First Amendment Timeline: 21st Century

2001
The U.S. Supreme rules in Bartnicki v. Vopper that a federal law prohibiting the publication of illegally intercepted wire communications violates the First Amendment rights of those who published the communications, though they were not the ones who intercepted them. The Court reasoned that application of the law to the defendants in this case “implicates the core provision of the First Amendment because it imposes sanctions on the publication of truthful information of public concern.”

 

2002
The U.S. Supreme Court rules in Republican Party of Minnesota v. White that a provision prohibiting judicial candidates from announcing their views on disputed legal or political issues violates the First Amendment.

 

2002
The U.S. Supreme Court upholds a Cleveland school-voucher program in Zelman v. Simmons-Harris. Challengers to the program asserted that it amounted to government support of parochial schools, and thus violated the establishment clause. The Court majority emphasized that the program was neutral and gave direct aid to parents, not schools.

 

2003
The U.S. Supreme Court rejects constitutional challenges (including one based on the First Amendment) to the Copyright Term Extension Act, which extended the copyright protection term by 20 years. The Court reasoned in Eldred v. Ashcroft that copyright law already has built-in First Amendment protections in the fair-use doctrine and the expression-idea dichotomy principle (providing that copyright protects expressions, not ideas).

 

2003
The U.S. Supreme rules in Virginia v. Black that a state law banning cross-burning largely passes constitutional muster. The Court reasons that many cross-burnings are so intimidating that they constitute true threats. The Court invalidates a part of the Virginia law that presumed that all cross-burnings were done with an intent to intimidate.

 

2003
The U.S. Supreme Court upholds the Children’s Internet Protection Act in United States v.
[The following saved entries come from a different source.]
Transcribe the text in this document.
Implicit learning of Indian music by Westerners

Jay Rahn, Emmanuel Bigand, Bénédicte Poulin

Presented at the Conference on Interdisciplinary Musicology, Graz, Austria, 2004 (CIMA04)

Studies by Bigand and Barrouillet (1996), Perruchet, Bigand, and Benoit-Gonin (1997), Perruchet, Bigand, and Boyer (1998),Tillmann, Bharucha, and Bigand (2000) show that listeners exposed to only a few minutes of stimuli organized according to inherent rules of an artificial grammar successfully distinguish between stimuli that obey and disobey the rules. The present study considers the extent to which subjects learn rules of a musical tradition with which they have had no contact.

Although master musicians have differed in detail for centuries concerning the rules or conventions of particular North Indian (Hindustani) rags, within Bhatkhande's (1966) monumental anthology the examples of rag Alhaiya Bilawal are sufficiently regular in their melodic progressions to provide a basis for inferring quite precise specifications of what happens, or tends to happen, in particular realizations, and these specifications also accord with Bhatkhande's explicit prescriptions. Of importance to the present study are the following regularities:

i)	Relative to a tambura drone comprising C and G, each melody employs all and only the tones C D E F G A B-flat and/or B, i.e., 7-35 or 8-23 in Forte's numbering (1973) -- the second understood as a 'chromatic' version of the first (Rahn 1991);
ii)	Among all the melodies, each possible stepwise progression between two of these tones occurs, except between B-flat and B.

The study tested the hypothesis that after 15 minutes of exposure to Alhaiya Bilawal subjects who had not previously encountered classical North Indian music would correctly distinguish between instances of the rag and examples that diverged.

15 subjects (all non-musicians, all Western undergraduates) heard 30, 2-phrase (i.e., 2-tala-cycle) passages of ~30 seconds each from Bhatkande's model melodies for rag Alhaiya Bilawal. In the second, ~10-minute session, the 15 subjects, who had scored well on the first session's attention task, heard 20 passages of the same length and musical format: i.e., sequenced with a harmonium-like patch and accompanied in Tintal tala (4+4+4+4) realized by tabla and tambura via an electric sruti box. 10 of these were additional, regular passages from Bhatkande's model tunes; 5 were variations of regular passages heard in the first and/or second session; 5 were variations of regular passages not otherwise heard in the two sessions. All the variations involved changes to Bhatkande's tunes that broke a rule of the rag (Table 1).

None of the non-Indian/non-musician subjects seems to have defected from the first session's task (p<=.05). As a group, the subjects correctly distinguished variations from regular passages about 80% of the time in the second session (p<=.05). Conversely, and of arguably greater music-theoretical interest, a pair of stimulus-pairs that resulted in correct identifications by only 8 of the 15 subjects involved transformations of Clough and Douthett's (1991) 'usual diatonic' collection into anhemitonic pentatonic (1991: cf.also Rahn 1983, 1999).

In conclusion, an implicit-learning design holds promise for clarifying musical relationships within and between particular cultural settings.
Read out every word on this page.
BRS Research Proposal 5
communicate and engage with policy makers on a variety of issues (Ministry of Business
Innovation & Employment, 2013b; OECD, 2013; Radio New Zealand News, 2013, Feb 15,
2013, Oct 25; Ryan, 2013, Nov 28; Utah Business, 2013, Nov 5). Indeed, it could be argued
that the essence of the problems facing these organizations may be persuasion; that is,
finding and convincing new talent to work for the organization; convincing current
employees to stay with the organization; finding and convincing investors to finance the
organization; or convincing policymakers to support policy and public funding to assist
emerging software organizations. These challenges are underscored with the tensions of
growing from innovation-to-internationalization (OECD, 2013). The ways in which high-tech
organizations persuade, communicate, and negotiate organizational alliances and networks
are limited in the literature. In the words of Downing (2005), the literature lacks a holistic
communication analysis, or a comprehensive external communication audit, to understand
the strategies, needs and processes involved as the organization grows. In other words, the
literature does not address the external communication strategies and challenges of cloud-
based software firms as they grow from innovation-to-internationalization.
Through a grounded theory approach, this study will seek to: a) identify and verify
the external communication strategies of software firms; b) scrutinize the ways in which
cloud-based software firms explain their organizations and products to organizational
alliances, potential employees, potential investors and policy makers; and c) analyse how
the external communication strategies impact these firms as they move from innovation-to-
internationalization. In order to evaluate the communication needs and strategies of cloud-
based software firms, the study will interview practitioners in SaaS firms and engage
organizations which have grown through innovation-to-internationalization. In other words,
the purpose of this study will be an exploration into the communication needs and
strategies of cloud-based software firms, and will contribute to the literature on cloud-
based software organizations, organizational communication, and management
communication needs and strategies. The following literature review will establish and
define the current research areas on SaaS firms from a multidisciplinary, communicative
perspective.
American Library Association, Inc. The law requires public libraries and public schools to install filtering software on computers to receive federal funding.

 

2003
The U.S. Supreme Court upholds the vast majority of the federal campaign-finance law, the Bipartisan Campaign Reform Act, against First Amendment challenge in McConnell v. Federal Election Commission.

 

2004
The U.S. Supreme Court upholds a lower court’s preliminary injunction preventing enforcement of the Child Online Protection Act. The Court reasons in Ashcroft v. ACLU II that “filtering software is an alternative that is less restrictive than COPA, and, in addition, likely more effective as a means of restricting children’s access to materials harmful to them.”

 

2005
The U.S. Supreme Court rejects a First Amendment-based challenge to a government program that called for mandatory assessments from beef producers to fund generic advertising. The Court in Johanns v. Livestock Marketing Association said the program constituted government speech and, thus, was immune from First Amendment scrutiny.

 

2005
The U.S. Supreme Court rules in Cutter v. Wilkinson that the Religious Land Use and Institutionalized Persons Act does not violate the establishment clause in the prison context.

 

2005
The U.S. Supreme Court decides two Ten Commandments cases, Van Orden v. Perry and McCreary County, Ky. v. ACLU of Kentucky. The Court upholds the placement of a monument in a Texas park in Van Orden but rejects the placement of a Ten Commandments plaque in a Kentucky courthouse. Justice Stephen Breyer is the key swing vote in both 5-4 decisions.

 

2007
In Morse v. Frederick, the U.S. Supreme Court rules that principal Deborah Morse did not violate the First Amendment rights of high school student Joseph Frederick when she punished him for displaying a “Bong Hits 4 Jesus” banner on a public street directly across from his school while the Winter Olympic Torch Relay passed through Juneau, Alaska. The Court creates a “drug speech” exception to the Court’s landmark student-speech case, Tinker v. Des Moines Independent Community School District.

 

2010
In Citizens United v. FEC, the U.S. Supreme Court decides that limitations on corporate spending in elections, including political ads or so-called “electioneering communications,” violate First Amendment political free-speech rights. Corporations may spend unlimited amounts to support a candidate although direct contributions to candidates by corporations are still prohibited.